Now every month it's fill out a online form and hope that they don't call when you can't take the call, then have to re-order and, as just now, no connection when they tried to ring me. I'm having to be permanelty wedded to my mobile.

I can only laugh at what it supposedly claims is a comment from a user " “Brilliant way to do things. Whoever thought of this really was thinking of the patient.” Well, I'd like to see the user research.
 

Nick

Administrator
Coventry POD (prescription ordering service). I'm on long term meds, and it use to be a call to the doctor's prescription clerk, 2 mths supply and job done.
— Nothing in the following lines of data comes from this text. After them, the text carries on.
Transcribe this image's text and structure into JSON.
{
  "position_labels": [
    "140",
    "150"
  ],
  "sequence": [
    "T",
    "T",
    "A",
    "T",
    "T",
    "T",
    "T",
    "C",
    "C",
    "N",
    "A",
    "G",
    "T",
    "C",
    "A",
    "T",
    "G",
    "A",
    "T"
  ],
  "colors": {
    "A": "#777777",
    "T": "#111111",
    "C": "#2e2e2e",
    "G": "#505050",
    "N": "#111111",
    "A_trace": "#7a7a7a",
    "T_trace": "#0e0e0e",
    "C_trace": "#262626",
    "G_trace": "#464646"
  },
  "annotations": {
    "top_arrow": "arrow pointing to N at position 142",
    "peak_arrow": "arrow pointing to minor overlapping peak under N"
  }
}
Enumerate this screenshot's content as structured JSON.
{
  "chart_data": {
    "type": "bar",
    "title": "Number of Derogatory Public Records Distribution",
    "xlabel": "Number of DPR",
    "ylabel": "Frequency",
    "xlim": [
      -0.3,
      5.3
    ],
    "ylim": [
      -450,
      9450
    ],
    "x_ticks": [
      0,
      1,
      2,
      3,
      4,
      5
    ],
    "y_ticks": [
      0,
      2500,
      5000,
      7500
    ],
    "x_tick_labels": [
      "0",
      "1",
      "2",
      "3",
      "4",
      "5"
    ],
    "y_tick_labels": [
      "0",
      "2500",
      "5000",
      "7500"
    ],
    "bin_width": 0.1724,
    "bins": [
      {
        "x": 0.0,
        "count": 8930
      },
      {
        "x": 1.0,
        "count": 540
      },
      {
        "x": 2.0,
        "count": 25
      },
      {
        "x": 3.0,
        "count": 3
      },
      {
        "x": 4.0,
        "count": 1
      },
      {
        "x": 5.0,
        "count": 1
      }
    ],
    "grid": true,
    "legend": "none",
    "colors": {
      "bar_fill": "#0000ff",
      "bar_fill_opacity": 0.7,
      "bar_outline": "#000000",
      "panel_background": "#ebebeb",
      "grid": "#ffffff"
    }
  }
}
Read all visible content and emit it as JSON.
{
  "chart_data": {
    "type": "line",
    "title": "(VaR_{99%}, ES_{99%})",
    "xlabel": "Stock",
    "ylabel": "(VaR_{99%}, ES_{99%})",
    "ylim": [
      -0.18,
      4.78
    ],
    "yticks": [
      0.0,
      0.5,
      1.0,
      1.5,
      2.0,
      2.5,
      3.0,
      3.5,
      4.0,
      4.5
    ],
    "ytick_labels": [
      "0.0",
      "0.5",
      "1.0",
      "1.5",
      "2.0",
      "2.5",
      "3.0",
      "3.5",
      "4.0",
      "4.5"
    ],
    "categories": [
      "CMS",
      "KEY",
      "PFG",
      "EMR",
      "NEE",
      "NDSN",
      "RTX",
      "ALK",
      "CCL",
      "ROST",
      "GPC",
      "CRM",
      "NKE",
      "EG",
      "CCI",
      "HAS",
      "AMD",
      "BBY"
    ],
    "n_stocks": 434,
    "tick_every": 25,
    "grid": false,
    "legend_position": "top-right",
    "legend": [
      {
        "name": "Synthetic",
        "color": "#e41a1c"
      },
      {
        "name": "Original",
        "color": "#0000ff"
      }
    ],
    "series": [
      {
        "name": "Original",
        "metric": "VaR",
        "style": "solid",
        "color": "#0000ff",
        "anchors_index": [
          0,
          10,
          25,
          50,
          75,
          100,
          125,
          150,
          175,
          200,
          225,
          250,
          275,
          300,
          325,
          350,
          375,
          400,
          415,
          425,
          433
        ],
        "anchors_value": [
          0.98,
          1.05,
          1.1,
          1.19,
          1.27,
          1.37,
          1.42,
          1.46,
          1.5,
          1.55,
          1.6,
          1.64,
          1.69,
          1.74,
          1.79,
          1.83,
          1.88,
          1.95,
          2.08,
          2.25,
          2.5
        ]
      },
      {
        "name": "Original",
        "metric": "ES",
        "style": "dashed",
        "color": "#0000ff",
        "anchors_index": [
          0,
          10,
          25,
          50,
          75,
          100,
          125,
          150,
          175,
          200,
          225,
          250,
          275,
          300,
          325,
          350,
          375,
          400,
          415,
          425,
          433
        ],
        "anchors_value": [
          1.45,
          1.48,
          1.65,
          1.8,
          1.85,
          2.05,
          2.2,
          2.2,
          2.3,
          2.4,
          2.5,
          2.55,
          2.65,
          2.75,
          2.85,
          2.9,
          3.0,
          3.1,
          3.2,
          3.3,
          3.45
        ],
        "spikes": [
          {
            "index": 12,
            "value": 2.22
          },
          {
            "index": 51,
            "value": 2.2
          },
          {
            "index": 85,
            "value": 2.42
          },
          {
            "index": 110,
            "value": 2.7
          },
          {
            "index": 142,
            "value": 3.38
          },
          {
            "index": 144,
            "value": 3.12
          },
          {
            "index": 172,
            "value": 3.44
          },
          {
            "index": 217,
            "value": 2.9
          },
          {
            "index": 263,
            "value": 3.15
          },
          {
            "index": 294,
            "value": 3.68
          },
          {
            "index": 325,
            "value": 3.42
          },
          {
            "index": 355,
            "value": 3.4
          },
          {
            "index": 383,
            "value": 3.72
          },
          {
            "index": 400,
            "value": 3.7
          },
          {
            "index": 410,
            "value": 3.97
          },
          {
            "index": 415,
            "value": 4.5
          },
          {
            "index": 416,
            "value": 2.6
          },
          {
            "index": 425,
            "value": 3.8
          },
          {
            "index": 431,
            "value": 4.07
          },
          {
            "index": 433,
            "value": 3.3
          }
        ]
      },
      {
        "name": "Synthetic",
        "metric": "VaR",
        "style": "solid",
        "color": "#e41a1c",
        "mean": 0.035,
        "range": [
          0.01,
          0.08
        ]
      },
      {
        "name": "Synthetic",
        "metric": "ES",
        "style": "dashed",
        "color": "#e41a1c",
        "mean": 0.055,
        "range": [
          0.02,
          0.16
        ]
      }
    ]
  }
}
Now every month it's fill out a online form and hope that they don't call when you can't take the call, then have to re-order and, as just now, no connection when they tried to ring me. I'm having to be permanelty wedded to my mobile.

I can only laugh at what it supposedly claims is a comment from a user " “Brilliant way to do things. Whoever thought of this really was thinking of the patient.” Well, I'd like to see the user research.

Its a pain in the arse. They fuck up orders half the time too.
 

publican1990

Well-Known Member
Travellers/gypsies/pikeys/tinkers, whatever you wanna call them. Moving all over east Cov at the moment. Feel sorry for anybody who lives in the vicinity of any of the green spaces they rock up on.